Sunday, November 29, 2015

Thanksgiving 2015: Prep Work 1 - Turkey Stock

Since I need to carry everything with me, it does not make sense to just throw unopened packages into a box.  Besides, some things take a bit of time, so it's best to get them out of the way up front.

So I do what I can at home early in the week.  It really does make the actual cooking event go a lot smoother.

A great example of this is turkey stock.  I greatly prefer proper freshly made stock to anything I could buy, but trying to make it at my in-laws' house would be a great strain.

Making stock is simple.  You need bones, and maybe meat.  You need three core vegetables, and you need some spices and herbs.  Finally, you need time.  Here's what I put into mine:

Eight turkey necks
Two really big onions
About six stalks of celery
Five or six medium sized carrots
One head of garlic
A few bay leaves
A couple of teaspoons of cloves
A couple of teaspoons of peppercorns

Turkey necks are abundantly available just before Thanksgiving, and are great for making stock.  I first browned them in olive oil, but you can roast them, or just leave them raw.  I prefer a bit of browning personally.  If you have access to carcasses, or to backs, or a bunch of wings, that all works well too.  The main point is to have a bunch of bones in the pot, because a big part of good stock is the gelatin we extract from them.

Once the meat is ready (and browning in batches takes time), it's time to get everything else into the pot.  I cut up the vegetables into pretty sizeable chunks, and cut the root off the garlic.  Everything went into a big stock pot and was covered with water.  I actually miscalculated and used too small a pot at first, so I had to transfer it all to a bigger one.  That was not a lot of fun.

Bring this to a light boil, then put a cover on the pan just a bit askew, so some steam can escape, and bring it down to a simmer.  It should be left that way for at least a couple of hours, but longer would be better.  This year I simmered mine for about nine hours and it turned out to be absolutely lovely.

Then of course, you need to strain it.  You can use cheesecloth, but a few years back I spent the money to get a chinoise, and I have never regretted it.  Use it, wash it, put it away for another time. 

This is basically no more than a very large and very fine strainer.  It's also strong enough that you can really press the contents hard to extract every bit of the valuable liquid.  And you do want all of it.

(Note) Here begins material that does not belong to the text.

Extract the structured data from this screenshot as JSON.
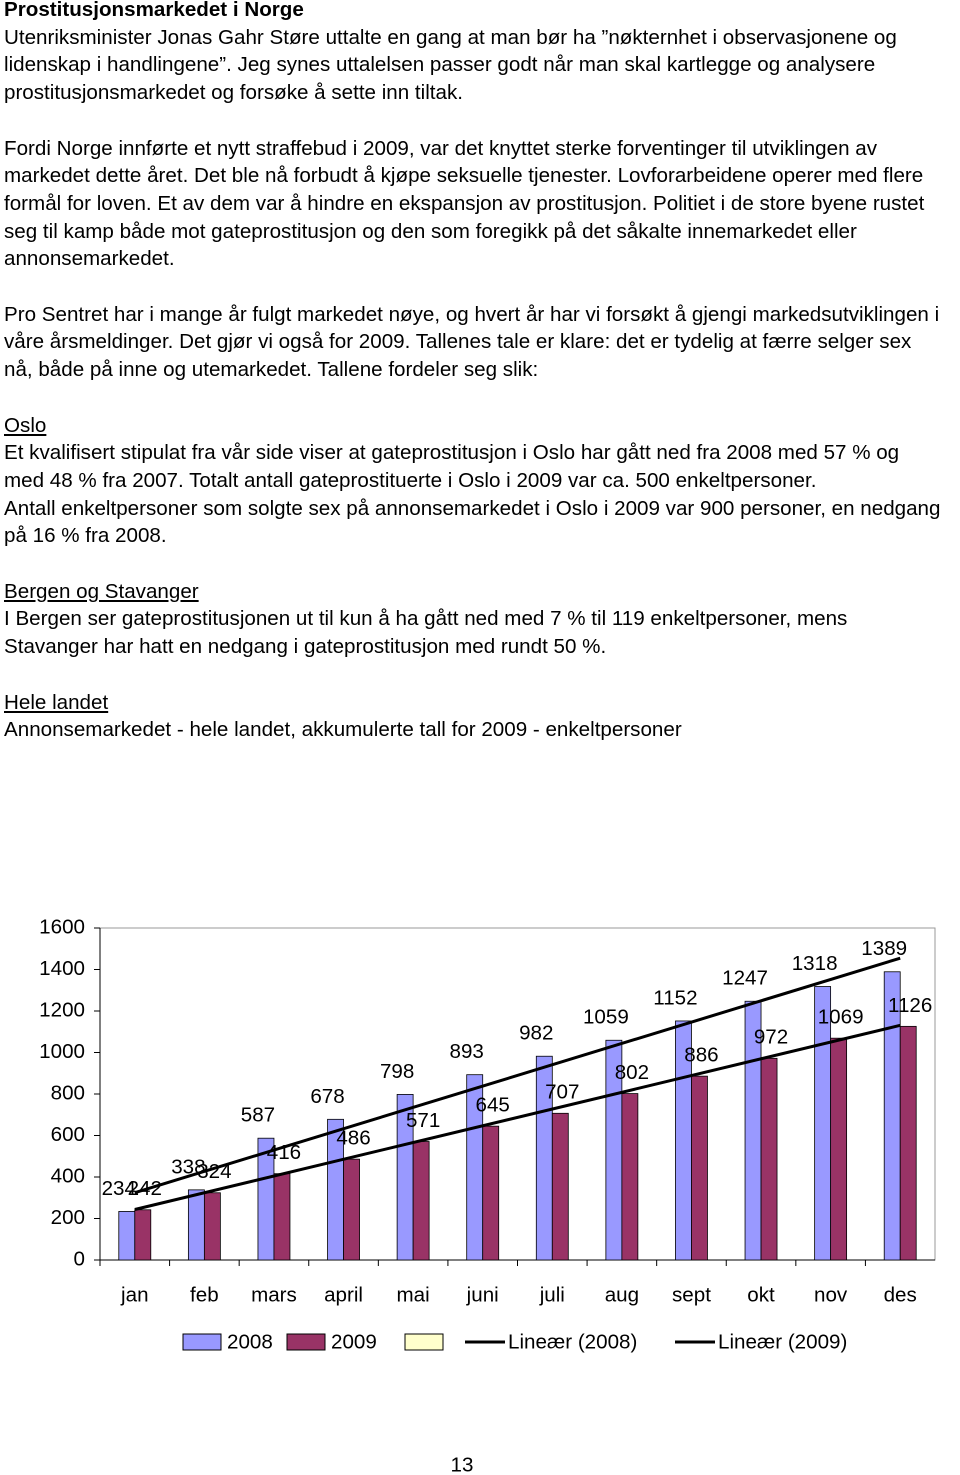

When it was all done, I had a pot with nearly two gallons of unctuous, fragrant stock, ready to cool off and transfer into smaller containers for transport once the fat was skimmed off.

Go ahead, make stock for yourself.  It is not difficult, nor is it even really that time consuming.  You can go about with the rest of your life as it simmers along on the stove top.  It is a basic ingredient in many dishes, and nothing you can buy in a store compares.  It freezes very well, and if you've got some you're ready to make soups, sauces, or just the best rice ever.